Odds increasing for La Nina's return
New data released overnight by the U.S. Climate Prediction Centre has increased the likelihood of a third consecutive La Niña later this year.
According to the Bureau of Meteorology, the Pacific Ocean has just come out of two back-to-back La Niña episodes, which ran from September 2020 to March 2021 and November 2021 to June 2022. This was the first double-dip La Niña event in a decade.
But while the Pacific Ocean has now returned to a neutral state, it is still in a La Niña-like pattern and forecasts suggest that it may restrengthen later this year.
Image: Sea surface temperature anomalies in the Pacific Ocean on July 13, 2022.
Data released overnight by the US Climate Prediction Centre (CPC) and Columbia University’s International Research Institute for Climate and Society (IRI) shows that the probability of La Niña increases later this year. Their predictions give La Niña a 62 percent chance of occurring by early spring and a 65 to 66 percent chance in late spring and early summer.
Image: El Niño-Southern Oscillation (ENSO) forecast for the next 10 months, according to the U.S. CPC/IRI. The blue bars show the probability of La Niña occurring during each three-month period, with grey and red bars representing the probability of neutral and El Niño, respectively. Source: CPC/IRI
This outlook aligns with most other international forecast models, which also show an increasing likelihood of La Niña in the Southern Hemisphere’s spring and early summer.
Images: ENSO forecast for September (top) and November (bottom) 2022 from seven different international models, based on the Nino-3.4 temperature anomaly. Source: Bureau of Meteorology, issued on July 12.
The Pacific Ocean is currently in a state that has historically been conducive to the emergence of a third consecutive La Niña. The graph below shows the NINO3.4 sea surface temperature anomalies for all double-dip La Niña events in recorded history, with the dark blue lines representing years that went on to include a third consecutive La Niña. As you can see, the current event (black line) is sitting in the middle of the last two triple-dip La Niña events.

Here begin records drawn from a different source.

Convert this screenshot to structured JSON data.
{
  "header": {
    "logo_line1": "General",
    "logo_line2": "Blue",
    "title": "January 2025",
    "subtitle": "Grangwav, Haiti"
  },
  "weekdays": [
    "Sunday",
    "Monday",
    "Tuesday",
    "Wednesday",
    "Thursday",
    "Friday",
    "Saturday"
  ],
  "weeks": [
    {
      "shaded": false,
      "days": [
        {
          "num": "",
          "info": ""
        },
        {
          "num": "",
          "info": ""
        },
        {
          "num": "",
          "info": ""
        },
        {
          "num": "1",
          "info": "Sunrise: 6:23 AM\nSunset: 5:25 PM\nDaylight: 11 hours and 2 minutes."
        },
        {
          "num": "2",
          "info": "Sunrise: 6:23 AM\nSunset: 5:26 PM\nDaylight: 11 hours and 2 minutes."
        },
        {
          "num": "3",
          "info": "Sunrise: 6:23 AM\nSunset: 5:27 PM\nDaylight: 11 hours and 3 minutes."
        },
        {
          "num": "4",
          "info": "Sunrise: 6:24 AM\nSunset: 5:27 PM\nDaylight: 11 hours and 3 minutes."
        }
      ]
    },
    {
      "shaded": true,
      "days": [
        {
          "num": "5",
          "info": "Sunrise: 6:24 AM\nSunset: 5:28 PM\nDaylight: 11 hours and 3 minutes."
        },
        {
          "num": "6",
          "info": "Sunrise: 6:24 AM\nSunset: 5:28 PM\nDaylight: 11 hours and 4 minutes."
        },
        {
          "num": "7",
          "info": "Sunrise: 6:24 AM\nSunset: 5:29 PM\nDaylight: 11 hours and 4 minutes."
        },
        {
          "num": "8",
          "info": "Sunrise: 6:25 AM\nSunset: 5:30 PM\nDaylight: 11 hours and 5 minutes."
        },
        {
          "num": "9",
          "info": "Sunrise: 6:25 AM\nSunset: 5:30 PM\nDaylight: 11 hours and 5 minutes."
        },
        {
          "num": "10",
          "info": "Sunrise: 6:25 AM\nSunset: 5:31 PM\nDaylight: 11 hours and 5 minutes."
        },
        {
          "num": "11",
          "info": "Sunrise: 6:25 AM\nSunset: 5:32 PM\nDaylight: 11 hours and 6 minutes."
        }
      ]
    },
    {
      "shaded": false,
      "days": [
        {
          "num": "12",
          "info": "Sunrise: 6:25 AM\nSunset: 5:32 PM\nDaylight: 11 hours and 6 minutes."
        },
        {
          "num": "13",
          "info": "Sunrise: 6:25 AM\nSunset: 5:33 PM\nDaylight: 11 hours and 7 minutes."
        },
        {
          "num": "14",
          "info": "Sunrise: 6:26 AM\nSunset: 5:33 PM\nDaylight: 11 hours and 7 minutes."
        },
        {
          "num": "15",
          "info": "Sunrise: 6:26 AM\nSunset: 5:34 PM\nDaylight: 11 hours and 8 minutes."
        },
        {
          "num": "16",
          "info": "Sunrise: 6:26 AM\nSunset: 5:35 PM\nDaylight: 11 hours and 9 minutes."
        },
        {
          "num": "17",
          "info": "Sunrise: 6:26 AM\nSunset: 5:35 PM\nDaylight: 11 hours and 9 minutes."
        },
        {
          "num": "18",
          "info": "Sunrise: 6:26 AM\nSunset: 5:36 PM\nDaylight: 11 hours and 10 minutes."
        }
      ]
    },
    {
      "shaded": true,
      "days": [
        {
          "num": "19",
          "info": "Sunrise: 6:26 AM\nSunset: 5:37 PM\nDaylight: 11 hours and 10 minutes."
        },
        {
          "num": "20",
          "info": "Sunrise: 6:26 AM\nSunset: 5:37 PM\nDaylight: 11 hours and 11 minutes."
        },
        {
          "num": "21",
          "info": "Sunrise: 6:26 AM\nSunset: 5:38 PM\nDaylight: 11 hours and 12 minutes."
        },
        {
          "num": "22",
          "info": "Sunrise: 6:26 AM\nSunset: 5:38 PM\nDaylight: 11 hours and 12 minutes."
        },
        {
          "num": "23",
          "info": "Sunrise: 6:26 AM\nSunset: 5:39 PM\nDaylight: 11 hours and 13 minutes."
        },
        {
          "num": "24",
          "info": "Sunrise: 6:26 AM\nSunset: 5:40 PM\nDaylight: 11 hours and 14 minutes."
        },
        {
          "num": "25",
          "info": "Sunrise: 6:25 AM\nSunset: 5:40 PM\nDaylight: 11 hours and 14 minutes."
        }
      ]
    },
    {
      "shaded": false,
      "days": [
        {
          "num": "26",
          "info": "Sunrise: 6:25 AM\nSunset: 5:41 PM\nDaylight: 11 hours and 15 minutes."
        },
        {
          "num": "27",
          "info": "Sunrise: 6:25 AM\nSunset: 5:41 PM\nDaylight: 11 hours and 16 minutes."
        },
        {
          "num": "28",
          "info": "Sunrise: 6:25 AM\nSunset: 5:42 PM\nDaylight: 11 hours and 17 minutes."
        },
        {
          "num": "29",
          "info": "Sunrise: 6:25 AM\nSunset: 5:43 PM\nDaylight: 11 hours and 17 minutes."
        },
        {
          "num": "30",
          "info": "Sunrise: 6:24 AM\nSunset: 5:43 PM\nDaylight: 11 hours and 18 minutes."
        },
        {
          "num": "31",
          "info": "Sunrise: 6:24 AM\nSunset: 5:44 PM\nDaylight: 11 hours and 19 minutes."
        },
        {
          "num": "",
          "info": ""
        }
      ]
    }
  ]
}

Image: History of NINO3.4 sea surface temperatures anomalies in the tropical Pacific Ocean for eight previous double-dip La Niña events. The dark blue lines show years that went on to produce a third consecutive La Niña. The black line is the current event. Source: CPC/Climate.gov
Looking further ahead, the majority of forecast models predict that the La Niña pattern in the Pacific Ocean should break down towards the end of summer, most likely returning to a neutral state early in 2023.
This outlook increased the likelihood of above-average rain and cooler-than-average daytime temperatures over large areas of northern and eastern Australia during the second half of 2022.